Voilà un cocktail au dosage parfait.
Je l'ai savouré sans modération.
J'ai tout aimé dans ce roman ! L'écriture est particulièrement imagée et addictive, les paysages sont magnifiquement décrits faisant de la vallée de Chamonix un personnage à part entière.
Le roman commence lorsque Germaine est retrouvée morte, écrasée par un sapin. Son mari la dégage et la porte dans ses bras jusqu'à la ferme familiale.
C'est un drôle de couple que celui de Germaine et Joseph Tronchet, entre haine et amour.
Germaine est une femme froide, calculatrice, brutale, incapable d'aimer.
Joseph fait figure de benêt, sorte de cocu magnifique, il espère un geste, un sourire de sa femme, comme un chien attend une caresse. Bien souvent c'est au bistrot du coin qu'il trouve un peu de réconfort.
Antoine leur fils, est parti, à la ville où il a construit sa vie.
Seul Edmé, l'ami d'enfance d'Antoine est resté et aide le couple dans les travaux de la ferme en tentant d'échapper aux avances de plus en plus pressante de Germaine.
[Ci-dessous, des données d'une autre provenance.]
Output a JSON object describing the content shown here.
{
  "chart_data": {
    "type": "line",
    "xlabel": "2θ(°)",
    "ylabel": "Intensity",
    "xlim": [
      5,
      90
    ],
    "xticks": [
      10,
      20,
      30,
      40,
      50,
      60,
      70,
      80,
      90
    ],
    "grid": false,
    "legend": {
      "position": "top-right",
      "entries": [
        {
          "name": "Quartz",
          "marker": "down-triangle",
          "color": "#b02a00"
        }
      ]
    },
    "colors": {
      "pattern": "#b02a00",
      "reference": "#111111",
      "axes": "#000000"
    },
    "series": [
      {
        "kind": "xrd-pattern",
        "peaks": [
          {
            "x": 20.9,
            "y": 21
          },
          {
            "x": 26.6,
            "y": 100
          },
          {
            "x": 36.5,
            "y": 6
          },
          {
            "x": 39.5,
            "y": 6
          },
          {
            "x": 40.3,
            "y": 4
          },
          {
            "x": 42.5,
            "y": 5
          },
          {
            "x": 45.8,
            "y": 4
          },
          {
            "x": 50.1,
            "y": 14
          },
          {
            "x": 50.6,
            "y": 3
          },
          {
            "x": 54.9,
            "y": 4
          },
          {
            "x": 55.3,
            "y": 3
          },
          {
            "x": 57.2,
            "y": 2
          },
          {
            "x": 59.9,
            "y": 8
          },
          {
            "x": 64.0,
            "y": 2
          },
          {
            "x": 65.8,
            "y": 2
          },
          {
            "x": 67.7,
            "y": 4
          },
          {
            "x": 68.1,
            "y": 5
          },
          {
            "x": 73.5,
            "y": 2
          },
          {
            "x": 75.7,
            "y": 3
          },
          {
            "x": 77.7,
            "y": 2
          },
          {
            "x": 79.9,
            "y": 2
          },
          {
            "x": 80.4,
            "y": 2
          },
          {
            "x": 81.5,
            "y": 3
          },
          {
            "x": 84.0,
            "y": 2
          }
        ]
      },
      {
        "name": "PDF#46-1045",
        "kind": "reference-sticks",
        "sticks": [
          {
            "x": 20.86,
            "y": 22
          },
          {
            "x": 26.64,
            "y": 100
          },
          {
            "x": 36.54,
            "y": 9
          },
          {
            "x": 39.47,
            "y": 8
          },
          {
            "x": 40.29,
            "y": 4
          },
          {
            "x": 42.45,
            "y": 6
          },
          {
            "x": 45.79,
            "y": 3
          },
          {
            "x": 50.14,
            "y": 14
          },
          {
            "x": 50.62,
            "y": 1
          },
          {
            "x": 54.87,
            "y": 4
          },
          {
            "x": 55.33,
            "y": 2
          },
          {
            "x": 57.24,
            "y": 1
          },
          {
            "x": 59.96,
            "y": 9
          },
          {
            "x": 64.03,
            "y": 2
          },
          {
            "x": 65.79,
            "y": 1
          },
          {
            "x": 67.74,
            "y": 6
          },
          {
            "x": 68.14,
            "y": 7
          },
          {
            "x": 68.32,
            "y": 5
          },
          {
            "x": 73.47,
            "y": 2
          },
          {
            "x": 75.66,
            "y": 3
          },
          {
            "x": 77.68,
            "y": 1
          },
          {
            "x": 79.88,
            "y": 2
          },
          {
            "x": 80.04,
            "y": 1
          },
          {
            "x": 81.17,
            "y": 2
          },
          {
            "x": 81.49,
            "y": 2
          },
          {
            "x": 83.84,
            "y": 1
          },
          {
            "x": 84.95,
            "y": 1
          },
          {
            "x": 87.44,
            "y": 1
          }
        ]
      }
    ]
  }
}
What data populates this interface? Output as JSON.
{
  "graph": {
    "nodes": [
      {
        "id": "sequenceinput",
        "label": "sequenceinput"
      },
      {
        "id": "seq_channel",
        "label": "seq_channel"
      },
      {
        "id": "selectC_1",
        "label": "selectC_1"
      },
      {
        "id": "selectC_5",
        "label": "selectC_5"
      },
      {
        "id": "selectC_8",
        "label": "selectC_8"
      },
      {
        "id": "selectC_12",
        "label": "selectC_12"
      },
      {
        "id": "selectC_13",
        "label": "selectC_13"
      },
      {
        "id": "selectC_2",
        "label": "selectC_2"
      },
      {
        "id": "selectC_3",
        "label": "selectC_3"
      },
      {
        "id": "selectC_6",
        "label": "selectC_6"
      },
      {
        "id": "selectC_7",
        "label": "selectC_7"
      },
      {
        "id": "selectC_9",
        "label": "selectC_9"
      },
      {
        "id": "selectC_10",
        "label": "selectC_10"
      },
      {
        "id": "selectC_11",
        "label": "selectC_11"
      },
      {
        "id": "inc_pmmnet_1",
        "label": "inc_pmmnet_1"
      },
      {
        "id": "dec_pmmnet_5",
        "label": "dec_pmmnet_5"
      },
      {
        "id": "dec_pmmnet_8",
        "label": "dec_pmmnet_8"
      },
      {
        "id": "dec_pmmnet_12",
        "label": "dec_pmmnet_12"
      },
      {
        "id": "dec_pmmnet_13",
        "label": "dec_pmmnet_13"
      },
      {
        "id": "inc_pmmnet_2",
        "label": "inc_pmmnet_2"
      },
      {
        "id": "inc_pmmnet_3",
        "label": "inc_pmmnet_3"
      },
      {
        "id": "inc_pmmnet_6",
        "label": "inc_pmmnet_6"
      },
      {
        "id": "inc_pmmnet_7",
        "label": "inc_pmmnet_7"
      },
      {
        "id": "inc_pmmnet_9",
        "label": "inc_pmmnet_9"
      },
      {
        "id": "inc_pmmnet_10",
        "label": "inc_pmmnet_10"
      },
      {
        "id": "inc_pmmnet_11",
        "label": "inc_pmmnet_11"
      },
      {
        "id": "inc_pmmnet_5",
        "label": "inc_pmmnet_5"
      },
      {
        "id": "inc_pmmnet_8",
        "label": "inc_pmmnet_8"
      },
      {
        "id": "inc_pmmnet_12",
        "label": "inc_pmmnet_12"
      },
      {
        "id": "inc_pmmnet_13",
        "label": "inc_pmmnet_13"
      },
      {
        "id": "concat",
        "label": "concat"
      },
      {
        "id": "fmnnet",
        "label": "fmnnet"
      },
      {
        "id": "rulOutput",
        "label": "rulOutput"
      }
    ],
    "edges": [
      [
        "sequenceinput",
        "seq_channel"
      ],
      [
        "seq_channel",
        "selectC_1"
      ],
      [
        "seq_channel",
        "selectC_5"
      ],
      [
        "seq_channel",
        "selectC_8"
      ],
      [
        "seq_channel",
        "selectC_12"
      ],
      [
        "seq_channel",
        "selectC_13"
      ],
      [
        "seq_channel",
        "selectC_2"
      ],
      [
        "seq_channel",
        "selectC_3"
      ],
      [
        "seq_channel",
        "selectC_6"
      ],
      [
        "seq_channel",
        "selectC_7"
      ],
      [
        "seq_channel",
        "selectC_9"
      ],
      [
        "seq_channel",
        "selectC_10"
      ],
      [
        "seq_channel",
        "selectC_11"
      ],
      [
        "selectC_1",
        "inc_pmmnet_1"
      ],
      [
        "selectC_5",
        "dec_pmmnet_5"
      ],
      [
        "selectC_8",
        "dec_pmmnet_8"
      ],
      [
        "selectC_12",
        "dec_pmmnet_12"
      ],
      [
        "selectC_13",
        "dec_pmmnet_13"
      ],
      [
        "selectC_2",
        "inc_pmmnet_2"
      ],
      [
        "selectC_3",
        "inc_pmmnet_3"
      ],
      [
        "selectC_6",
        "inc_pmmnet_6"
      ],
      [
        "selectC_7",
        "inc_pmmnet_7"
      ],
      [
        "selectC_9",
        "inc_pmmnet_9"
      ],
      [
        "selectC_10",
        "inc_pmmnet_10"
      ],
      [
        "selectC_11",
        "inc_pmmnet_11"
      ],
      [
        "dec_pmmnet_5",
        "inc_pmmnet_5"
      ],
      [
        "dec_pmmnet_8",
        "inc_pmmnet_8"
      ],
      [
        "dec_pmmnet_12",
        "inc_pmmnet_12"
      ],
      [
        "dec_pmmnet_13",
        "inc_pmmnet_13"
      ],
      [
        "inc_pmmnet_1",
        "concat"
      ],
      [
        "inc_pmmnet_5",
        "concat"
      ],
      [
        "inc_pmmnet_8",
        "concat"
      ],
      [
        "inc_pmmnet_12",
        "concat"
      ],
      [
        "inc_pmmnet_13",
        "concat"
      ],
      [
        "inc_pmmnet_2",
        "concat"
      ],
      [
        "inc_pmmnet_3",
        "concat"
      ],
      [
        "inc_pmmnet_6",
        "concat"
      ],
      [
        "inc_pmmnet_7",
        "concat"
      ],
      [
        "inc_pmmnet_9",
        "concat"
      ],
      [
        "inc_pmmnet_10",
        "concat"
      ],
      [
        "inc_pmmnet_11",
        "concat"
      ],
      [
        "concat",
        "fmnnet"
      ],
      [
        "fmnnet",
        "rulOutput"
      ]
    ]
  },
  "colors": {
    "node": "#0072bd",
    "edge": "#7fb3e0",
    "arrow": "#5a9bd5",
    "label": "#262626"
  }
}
Vous l'aurez compris, l'atmosphère est chargée de gros nuages, comme ceux qui coiffent les montagnes avant l'orage.
L'auteur nous entraîne rapidement à nous demander si Germaine est vraiment morte par accident.
Les personnages dévoilent peu à peu ces parts d'humanité ou de violence, de silence et de secrets, de solitude et d'incompréhension qu'ils cachent aux autres, et qui posent questions.
Gérard Glatt signe un roman surprenant et un peu désespéré qui m'a totalement conquise.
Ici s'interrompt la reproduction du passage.